The statement, by the prosecuting attorney, to the effect that it is a known fact that he did not make unfair recommendations to the jury, violates the rule that a prosecuting attorney is not permitted to state his opinion of defendant‘s guilt, unless based on the evidence. A prosecutor may make recommendations as to the punishment and guilt of a defendant, but such recommendations must be based on the evidence and not on the reputation of the prosecutor‘s fairness. The court sustained the objection and admonished the jury to disregard the statement. Therefore, no prejudicial error resulted.

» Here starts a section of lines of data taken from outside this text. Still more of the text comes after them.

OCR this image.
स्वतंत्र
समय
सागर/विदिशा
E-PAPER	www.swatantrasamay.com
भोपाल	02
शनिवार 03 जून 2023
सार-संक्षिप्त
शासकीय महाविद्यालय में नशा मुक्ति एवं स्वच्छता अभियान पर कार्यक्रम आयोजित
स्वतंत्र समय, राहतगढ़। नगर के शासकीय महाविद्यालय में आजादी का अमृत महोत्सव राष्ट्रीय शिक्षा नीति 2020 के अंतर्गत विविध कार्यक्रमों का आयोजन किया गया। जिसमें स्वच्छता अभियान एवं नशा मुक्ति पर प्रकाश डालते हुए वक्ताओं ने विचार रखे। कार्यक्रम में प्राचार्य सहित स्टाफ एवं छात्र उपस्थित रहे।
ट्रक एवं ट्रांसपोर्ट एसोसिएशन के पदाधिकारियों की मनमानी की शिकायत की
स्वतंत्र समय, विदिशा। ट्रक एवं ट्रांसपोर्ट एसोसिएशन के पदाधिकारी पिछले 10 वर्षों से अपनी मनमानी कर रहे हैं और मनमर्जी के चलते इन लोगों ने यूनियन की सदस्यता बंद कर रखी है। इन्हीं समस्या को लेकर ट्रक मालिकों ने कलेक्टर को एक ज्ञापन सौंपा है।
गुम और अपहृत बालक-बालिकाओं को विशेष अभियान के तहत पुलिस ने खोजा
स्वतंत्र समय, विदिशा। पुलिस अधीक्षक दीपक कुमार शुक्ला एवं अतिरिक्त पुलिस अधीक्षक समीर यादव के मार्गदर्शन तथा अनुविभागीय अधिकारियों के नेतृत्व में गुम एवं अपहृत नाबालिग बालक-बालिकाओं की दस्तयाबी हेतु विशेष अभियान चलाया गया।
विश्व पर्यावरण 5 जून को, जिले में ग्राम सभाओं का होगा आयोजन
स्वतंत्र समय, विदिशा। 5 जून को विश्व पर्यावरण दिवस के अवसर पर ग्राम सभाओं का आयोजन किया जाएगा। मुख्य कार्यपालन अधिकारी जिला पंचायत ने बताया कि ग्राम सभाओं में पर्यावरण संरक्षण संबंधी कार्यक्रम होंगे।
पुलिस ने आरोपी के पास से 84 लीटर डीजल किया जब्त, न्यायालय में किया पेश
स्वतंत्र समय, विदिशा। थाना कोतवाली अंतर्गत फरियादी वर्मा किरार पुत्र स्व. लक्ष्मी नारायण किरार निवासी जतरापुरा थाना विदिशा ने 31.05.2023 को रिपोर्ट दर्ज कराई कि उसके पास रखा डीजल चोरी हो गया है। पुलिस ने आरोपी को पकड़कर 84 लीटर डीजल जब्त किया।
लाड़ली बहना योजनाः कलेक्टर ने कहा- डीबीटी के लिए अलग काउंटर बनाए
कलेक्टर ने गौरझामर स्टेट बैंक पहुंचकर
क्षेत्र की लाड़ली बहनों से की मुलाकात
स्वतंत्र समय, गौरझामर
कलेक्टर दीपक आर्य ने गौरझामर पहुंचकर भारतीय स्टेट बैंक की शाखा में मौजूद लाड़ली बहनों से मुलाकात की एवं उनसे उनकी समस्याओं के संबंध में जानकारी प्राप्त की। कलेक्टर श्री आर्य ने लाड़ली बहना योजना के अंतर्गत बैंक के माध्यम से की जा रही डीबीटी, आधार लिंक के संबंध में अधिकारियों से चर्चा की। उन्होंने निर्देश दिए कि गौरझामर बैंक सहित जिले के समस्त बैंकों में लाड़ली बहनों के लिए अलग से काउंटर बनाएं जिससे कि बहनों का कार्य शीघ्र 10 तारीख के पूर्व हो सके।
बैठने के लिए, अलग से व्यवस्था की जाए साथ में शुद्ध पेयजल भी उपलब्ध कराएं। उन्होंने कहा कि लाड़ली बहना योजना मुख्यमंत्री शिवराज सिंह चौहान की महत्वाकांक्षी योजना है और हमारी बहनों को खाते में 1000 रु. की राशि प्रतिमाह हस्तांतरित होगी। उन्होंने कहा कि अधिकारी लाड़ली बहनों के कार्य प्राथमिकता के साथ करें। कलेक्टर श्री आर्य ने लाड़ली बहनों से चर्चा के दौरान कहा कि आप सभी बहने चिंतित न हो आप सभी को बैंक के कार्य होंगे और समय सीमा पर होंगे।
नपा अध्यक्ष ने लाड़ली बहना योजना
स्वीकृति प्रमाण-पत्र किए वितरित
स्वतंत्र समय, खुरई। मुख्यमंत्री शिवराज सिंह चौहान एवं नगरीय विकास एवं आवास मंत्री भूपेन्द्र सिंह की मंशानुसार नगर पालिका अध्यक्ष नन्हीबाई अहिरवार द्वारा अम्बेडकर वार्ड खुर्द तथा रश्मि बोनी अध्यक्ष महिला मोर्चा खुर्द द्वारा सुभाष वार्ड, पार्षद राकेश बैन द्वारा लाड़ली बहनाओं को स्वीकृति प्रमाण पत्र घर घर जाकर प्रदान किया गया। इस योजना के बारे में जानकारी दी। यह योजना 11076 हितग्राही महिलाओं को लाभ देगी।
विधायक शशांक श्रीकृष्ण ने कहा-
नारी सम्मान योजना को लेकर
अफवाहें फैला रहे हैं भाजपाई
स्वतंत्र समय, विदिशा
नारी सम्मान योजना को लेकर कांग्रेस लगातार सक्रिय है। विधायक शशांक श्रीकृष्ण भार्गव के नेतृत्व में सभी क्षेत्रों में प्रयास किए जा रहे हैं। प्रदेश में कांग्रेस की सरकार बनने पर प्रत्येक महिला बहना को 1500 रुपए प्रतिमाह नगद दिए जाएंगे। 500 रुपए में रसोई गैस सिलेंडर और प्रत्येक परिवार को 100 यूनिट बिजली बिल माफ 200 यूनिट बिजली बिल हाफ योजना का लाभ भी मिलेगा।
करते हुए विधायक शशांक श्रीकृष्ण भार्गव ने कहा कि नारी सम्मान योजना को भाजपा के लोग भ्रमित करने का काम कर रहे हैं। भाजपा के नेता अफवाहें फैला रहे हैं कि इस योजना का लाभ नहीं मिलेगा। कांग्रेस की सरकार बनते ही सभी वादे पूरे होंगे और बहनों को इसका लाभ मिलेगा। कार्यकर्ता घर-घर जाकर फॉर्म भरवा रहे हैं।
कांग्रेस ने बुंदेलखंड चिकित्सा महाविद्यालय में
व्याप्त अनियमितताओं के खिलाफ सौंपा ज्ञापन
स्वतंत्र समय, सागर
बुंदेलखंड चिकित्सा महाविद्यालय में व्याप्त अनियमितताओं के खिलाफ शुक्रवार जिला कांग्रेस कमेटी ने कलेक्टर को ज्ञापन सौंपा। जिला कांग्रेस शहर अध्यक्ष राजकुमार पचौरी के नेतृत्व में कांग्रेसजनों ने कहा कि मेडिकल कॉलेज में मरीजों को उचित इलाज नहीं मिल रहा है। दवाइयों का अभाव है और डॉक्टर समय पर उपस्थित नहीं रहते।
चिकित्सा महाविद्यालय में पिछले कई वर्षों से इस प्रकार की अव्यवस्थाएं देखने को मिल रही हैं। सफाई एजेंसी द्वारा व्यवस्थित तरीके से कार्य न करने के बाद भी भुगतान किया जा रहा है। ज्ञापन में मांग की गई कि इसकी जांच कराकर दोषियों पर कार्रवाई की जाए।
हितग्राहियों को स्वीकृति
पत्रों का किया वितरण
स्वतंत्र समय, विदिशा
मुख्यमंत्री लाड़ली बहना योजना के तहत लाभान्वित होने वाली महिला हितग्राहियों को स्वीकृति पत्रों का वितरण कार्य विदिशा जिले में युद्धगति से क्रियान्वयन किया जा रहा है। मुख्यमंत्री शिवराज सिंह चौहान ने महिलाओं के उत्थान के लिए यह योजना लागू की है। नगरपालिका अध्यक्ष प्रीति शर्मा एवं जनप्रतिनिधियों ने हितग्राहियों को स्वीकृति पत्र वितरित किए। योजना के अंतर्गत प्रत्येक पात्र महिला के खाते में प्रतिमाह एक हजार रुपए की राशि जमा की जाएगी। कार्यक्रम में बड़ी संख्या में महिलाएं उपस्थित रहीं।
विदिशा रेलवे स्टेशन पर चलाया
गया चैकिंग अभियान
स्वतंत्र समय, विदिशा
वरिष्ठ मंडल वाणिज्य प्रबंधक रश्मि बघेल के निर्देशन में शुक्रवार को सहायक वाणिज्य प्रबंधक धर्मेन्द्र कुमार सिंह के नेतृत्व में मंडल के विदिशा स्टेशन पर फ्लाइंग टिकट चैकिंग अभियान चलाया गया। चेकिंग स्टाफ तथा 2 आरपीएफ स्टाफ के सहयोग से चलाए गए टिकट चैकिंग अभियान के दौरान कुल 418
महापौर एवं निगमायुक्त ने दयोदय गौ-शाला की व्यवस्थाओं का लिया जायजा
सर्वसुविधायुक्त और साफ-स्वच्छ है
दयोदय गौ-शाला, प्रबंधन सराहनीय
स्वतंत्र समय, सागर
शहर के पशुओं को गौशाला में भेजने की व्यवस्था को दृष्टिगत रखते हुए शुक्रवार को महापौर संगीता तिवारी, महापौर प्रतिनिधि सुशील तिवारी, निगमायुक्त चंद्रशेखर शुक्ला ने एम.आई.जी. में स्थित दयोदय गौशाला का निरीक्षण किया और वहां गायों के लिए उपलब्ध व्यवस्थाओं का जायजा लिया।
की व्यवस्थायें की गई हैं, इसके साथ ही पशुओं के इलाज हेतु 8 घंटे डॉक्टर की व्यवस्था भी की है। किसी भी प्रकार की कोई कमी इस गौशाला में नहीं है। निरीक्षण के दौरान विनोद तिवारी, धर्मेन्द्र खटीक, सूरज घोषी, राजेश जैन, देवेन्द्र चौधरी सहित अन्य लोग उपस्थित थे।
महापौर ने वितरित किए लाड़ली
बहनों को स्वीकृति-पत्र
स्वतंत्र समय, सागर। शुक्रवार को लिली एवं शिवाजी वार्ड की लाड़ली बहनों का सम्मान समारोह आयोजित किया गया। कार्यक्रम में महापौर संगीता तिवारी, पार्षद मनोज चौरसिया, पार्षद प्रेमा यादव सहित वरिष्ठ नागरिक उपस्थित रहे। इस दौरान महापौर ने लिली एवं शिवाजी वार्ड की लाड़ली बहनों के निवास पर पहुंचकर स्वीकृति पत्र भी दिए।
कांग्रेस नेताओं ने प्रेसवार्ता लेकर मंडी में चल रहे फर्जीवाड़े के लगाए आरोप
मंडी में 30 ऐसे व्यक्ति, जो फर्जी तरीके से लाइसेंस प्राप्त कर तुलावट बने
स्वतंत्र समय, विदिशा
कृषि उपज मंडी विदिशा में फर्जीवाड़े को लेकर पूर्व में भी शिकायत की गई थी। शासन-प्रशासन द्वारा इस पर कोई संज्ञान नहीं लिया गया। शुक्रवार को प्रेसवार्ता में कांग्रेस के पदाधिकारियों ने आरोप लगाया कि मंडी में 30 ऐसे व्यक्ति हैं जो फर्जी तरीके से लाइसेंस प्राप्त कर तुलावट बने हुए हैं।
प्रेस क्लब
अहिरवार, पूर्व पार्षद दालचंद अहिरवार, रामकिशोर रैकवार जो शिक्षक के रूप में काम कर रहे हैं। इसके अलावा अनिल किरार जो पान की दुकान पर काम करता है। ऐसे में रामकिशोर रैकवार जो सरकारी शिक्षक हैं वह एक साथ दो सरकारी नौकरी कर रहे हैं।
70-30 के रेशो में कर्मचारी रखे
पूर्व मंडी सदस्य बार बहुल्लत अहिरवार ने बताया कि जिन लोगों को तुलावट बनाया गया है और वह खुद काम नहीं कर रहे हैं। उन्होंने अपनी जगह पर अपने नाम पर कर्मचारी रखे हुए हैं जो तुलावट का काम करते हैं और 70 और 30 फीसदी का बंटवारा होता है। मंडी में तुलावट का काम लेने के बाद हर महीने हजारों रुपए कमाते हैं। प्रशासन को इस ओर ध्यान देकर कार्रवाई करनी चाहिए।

The argument of the Assistant Attorney-General can only be interpreted to mean that if the jury in this case refused to convict the defendant and assess the death penalty, a mob would do so. The alleged crime was one that would naturally arouse the prejudice of the public. Cases where the deeds were less atrocious have resulted in the forming of mobs and exacting the death penalty without a
In the present case reference was made in the testimony that a mob had formed in Ste. Genevieve County, shortly after the alleged crime was committed, for the purpose of lynching the defendant. This evidence was introduced to show that defendant made incriminating statements in fear of the mob. Under these circumstances the argument under discussion tended to improperly influence the jury and persuade them to return a verdict of guilty and assess the death penalty to satisfy the wishes of the mob. Such argument is highly improper. [State v. Jackson, 95 Mo. 623, 8 S. W. l. c. 762.] The trial court should have declared a new trial on account of the argument.
The evidence in this case was ample to convict the defendant. The punishment assessed, if the jury believed the State‘s witnesses, was well merited. However, we cannot establish one rule of law for the guilty and a different rule for the innocent. Judge FARRIS in State v. Guerringer, 265 Mo. 408, 178 S. W. l. c. 68, speaking for this court said: “To say that he is guilty, and therefore it makes no difference how he was tried, begs the question, and is but an argument favoring the return to primitive justice, which first hangs and then investigates. If the latter method had met the demands of civilization it is probable that it would not have been abandoned for the present system, which among its necessary elements requires a judiciary sworn to follow the law and the Constitution.” In State v. Nicholson, supra, we read: “All persons, the guilty as well as the innocent, have an equal standing before the law and must receive the same fair treatment at the hands of the court and the prosecuting officers provided for the enforcement of the law.”
For the error indicated, the judgment is reversed and the cause remanded for a new trial. Cooley and Fitzsimmons, CC., concur.
PER CURIAM:—The foregoing opinion by WESTHUES, C., is adopted as the opinion of the court. All of the judges concur.